Objective: Vascular endothelial growth factors (VEGFs) are involved in angiogenesis, but molecular links to the most important etiological agents, human papillomavirus (HPV) and smoking, need to be clarified.
Methods: Archival samples at the first diagnosis of 64 cervical intraepithelial neoplasia grade 1 or 2 (CIN 1/2) lesions were examined immunohistochemically using anti-VEGF-C and anti-Ki-67 antibodies. HPV types were identified from cervical samples by restriction fragment length polymorphism, which has been shown to identify at least 26 types of genital HPVs. Follow-up data were available for all patients with CIN lesions.
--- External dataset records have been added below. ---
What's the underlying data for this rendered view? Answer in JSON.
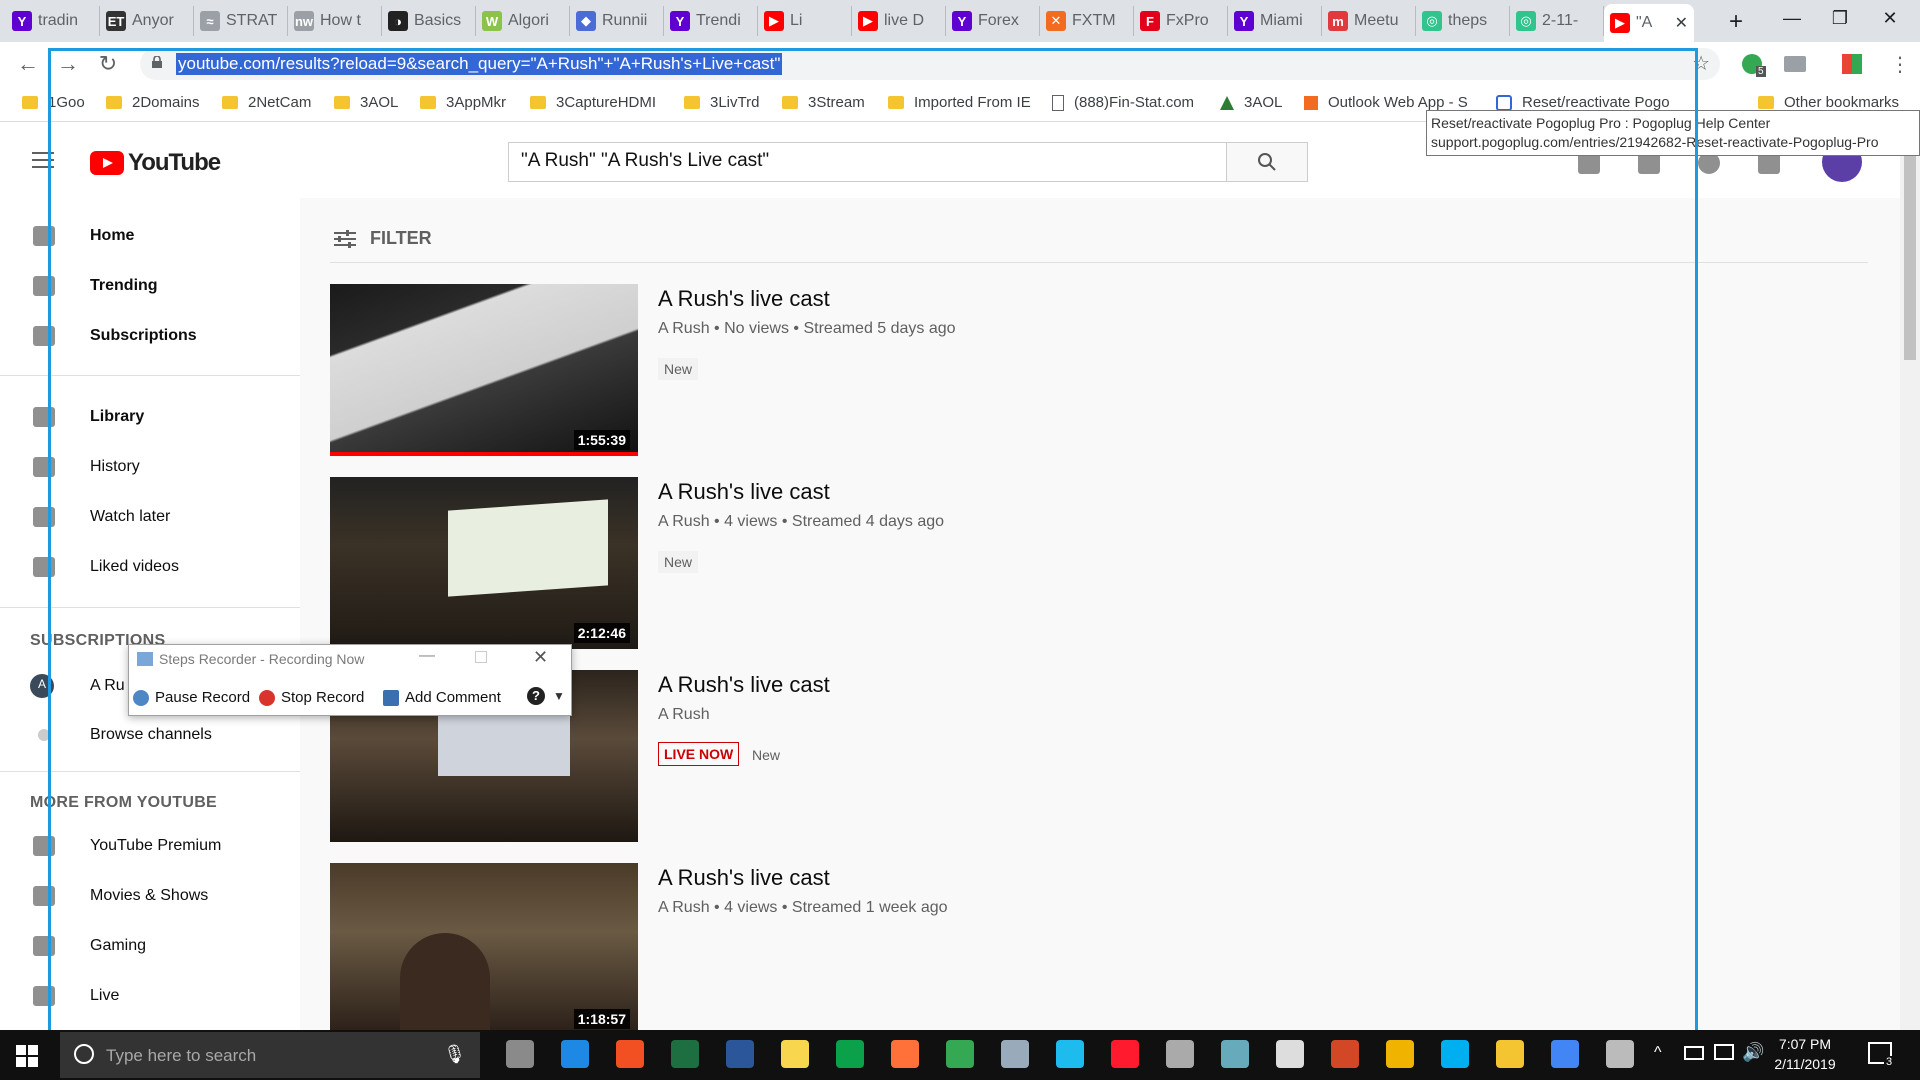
{
  "browser": {
    "tabs": [
      {
        "label": "tradin",
        "color": "#5f01d1",
        "glyph": "Y"
      },
      {
        "label": "Anyor",
        "color": "#333333",
        "glyph": "ET"
      },
      {
        "label": "STRAT",
        "color": "#9aa0a6",
        "glyph": "≈"
      },
      {
        "label": "How t",
        "color": "#9aa0a6",
        "glyph": "nw"
      },
      {
        "label": "Basics",
        "color": "#222222",
        "glyph": "◑"
      },
      {
        "label": "Algori",
        "color": "#8bc34a",
        "glyph": "W"
      },
      {
        "label": "Runnii",
        "color": "#4a6cd4",
        "glyph": "◆"
      },
      {
        "label": "Trendi",
        "color": "#5f01d1",
        "glyph": "Y"
      },
      {
        "label": "Li",
        "color": "#ff0000",
        "glyph": "▶"
      },
      {
        "label": "live D",
        "color": "#ff0000",
        "glyph": "▶"
      },
      {
        "label": "Forex",
        "color": "#5f01d1",
        "glyph": "Y"
      },
      {
        "label": "FXTM",
        "color": "#f26b21",
        "glyph": "✕"
      },
      {
        "label": "FxPro",
        "color": "#e2001a",
        "glyph": "F"
      },
      {
        "label": "Miami",
        "color": "#5f01d1",
        "glyph": "Y"
      },
      {
        "label": "Meetu",
        "color": "#e0393e",
        "glyph": "m"
      },
      {
        "label": "theps",
        "color": "#31c48d",
        "glyph": "◎"
      },
      {
        "label": "2-11-",
        "color": "#31c48d",
        "glyph": "◎"
      }
    ],
    "active_tab": {
      "label": "\"A",
      "color": "#ff0000",
      "glyph": "▶"
    },
    "new_tab": "+",
    "url": "youtube.com/results?reload=9&search_query=\"A+Rush\"+\"A+Rush's+Live+cast\"",
    "bookmarks": [
      {
        "label": "1Goo",
        "type": "folder"
      },
      {
        "label": "2Domains",
        "type": "folder"
      },
      {
        "label": "2NetCam",
        "type": "folder"
      },
      {
        "label": "3AOL",
        "type": "folder"
      },
      {
        "label": "3AppMkr",
        "type": "folder"
      },
      {
        "label": "3CaptureHDMI",
        "type": "folder"
      },
      {
        "label": "3LivTrd",
        "type": "folder"
      },
      {
        "label": "3Stream",
        "type": "folder"
      },
      {
        "label": "Imported From IE",
        "type": "folder"
      },
      {
        "label": "(888)Fin-Stat.com",
        "type": "page"
      },
      {
        "label": "3AOL",
        "type": "aol"
      },
      {
        "label": "Outlook Web App - S",
        "type": "outlook"
      },
      {
        "label": "Reset/reactivate Pogo",
        "type": "pogo"
      }
    ],
    "other_bookmarks": "Other bookmarks",
    "tooltip": {
      "line1": "Reset/reactivate Pogoplug Pro : Pogoplug Help Center",
      "line2": "support.pogoplug.com/entries/21942682-Reset-reactivate-Pogoplug-Pro"
    },
    "profile_badge": "5"
  },
  "youtube": {
    "logo_text": "YouTube",
    "search_value": "\"A Rush\" \"A Rush's Live cast\"",
    "sidebar": {
      "main": [
        {
          "label": "Home",
          "icon": "home-icon"
        },
        {
          "label": "Trending",
          "icon": "flame-icon"
        },
        {
          "label": "Subscriptions",
          "icon": "subscriptions-icon"
        }
      ],
      "library": [
        {
          "label": "Library",
          "icon": "folder-icon"
        },
        {
          "label": "History",
          "icon": "history-icon"
        },
        {
          "label": "Watch later",
          "icon": "clock-icon"
        },
        {
          "label": "Liked videos",
          "icon": "list-icon"
        }
      ],
      "subscriptions_heading": "SUBSCRIPTIONS",
      "subscriptions": [
        {
          "label": "A Ru",
          "avatar_letter": "A"
        },
        {
          "label": "Browse channels"
        }
      ],
      "more_heading": "MORE FROM YOUTUBE",
      "more": [
        {
          "label": "YouTube Premium",
          "icon": "youtube-icon"
        },
        {
          "label": "Movies & Shows",
          "icon": "film-icon"
        },
        {
          "label": "Gaming",
          "icon": "gamepad-icon"
        },
        {
          "label": "Live",
          "icon": "live-icon"
        }
      ]
    },
    "filter_label": "FILTER",
    "results": [
      {
        "title": "A Rush's live cast",
        "meta": "A Rush • No views • Streamed 5 days ago",
        "badge": "New",
        "duration": "1:55:39",
        "live": false
      },
      {
        "title": "A Rush's live cast",
        "meta": "A Rush • 4 views • Streamed 4 days ago",
        "badge": "New",
        "duration": "2:12:46",
        "live": false
      },
      {
        "title": "A Rush's live cast",
        "meta": "A Rush",
        "badge": "New",
        "live_label": "LIVE NOW",
        "live": true
      },
      {
        "title": "A Rush's live cast",
        "meta": "A Rush • 4 views • Streamed 1 week ago",
        "duration": "1:18:57",
        "live": false
      }
    ]
  },
  "steps_recorder": {
    "title": "Steps Recorder - Recording Now",
    "pause": "Pause Record",
    "stop": "Stop Record",
    "comment": "Add Comment"
  },
  "taskbar": {
    "search_placeholder": "Type here to search",
    "time": "7:07 PM",
    "date": "2/11/2019",
    "notification_count": "3"
  }
}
Results: Cervical intraepithelial neoplasia lesions regressed in 47 cases and were persistent in 17 cases. Twenty-two smokers, 8 former smokers, and 34 non-smokers were enrolled in the study. The median observation period was 52.3 months. Significantly higher VEGF-C expression was observed in 8 smokers with persistent CIN persistence (49.0 ± 16.6%, P < 0.01), whereas no significant difference was observed in Ki-67 expression. The median time to regression was significantly longer in the 10 smokers with high VEGF-C expression (48.3 months, P = 0.030) than that in the others. HPV was detected in 56 of the 64 cases. Thirty-two patients had high-risk HPV, 13 had intermediate-risk HPV, and 2 had low-risk HPV. No significant difference was observed among the HPV risk groups in both average Ki-67 and VEGF-C expression.
Conclusions: These findings suggest that VEGF-C may play an important role in cigarette smoking-associated cervical carcinogenesis.